Le constat rapide que l’on peut faire de ces augmentations est que le prix du gasoil a plus augmenté que celui de l’essence super : en valeur absolue et surtout en valeur relative : 92 francs, soit plus de 15% pour le premier, et 50 francs, soit 8% pour le second. L’analyse qu’on est tenté d’en faire, c’est que de tels chiffres font penser que le gasoil subventionne l’essence super. Autrement, le prix du premier aurait été moins élevé si celui de la seconde devait refléter davantage la réalité du marché.
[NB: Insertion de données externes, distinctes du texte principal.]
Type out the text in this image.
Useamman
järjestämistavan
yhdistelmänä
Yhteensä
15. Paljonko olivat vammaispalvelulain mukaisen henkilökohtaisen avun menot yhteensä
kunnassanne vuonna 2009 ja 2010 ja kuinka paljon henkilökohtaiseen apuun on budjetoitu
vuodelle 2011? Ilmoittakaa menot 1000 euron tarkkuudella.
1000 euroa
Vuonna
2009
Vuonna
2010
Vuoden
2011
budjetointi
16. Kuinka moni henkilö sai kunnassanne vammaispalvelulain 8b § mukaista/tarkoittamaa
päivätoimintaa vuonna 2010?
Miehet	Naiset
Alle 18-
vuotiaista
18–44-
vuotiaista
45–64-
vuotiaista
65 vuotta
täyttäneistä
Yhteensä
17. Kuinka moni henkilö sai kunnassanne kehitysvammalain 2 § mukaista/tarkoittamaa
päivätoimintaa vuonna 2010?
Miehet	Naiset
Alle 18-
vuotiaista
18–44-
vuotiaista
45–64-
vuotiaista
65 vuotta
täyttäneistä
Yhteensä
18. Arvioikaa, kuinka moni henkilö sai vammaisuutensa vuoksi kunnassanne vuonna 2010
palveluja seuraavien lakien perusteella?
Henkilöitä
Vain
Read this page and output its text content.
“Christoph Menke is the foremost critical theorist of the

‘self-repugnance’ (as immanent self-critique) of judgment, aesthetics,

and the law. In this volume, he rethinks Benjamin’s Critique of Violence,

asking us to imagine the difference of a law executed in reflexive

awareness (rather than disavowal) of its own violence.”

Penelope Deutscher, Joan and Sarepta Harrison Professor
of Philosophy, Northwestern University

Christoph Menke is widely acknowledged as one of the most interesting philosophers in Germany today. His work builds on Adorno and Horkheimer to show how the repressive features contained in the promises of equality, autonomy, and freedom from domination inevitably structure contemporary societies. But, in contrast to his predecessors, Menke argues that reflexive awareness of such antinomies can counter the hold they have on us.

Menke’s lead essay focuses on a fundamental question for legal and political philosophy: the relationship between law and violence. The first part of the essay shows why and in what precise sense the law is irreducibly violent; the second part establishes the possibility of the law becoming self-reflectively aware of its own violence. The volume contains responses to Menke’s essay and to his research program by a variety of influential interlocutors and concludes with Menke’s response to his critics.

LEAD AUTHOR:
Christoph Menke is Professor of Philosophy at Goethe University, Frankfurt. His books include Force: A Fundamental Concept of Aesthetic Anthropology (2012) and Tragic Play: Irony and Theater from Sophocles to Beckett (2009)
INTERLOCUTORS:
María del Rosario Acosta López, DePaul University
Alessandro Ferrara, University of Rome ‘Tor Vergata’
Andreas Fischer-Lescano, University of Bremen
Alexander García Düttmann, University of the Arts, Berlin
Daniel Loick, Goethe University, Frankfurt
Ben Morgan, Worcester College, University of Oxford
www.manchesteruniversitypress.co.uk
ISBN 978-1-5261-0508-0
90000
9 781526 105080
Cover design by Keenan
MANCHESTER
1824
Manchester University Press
Du coup, le double avantage dont les clients bénéficiaient en achetant le gasoil tend à disparaître pour ne faire place qu’à un seul : c’est connu que ce produit coûte vraiment moins cher que l’essence super, c’est connu aussi que les moteurs Diesel consomment moins de carburant que ceux à essence. Aujourd’hui, il ne reste que ce dernier avantage, car, à 695 francs le litre, son prix est quasi-égal à celui de l’essence super : à moins d’acheter de grandes quantités de gasoil, il est difficile de sentir que celui-ci est moins cher que l’autre.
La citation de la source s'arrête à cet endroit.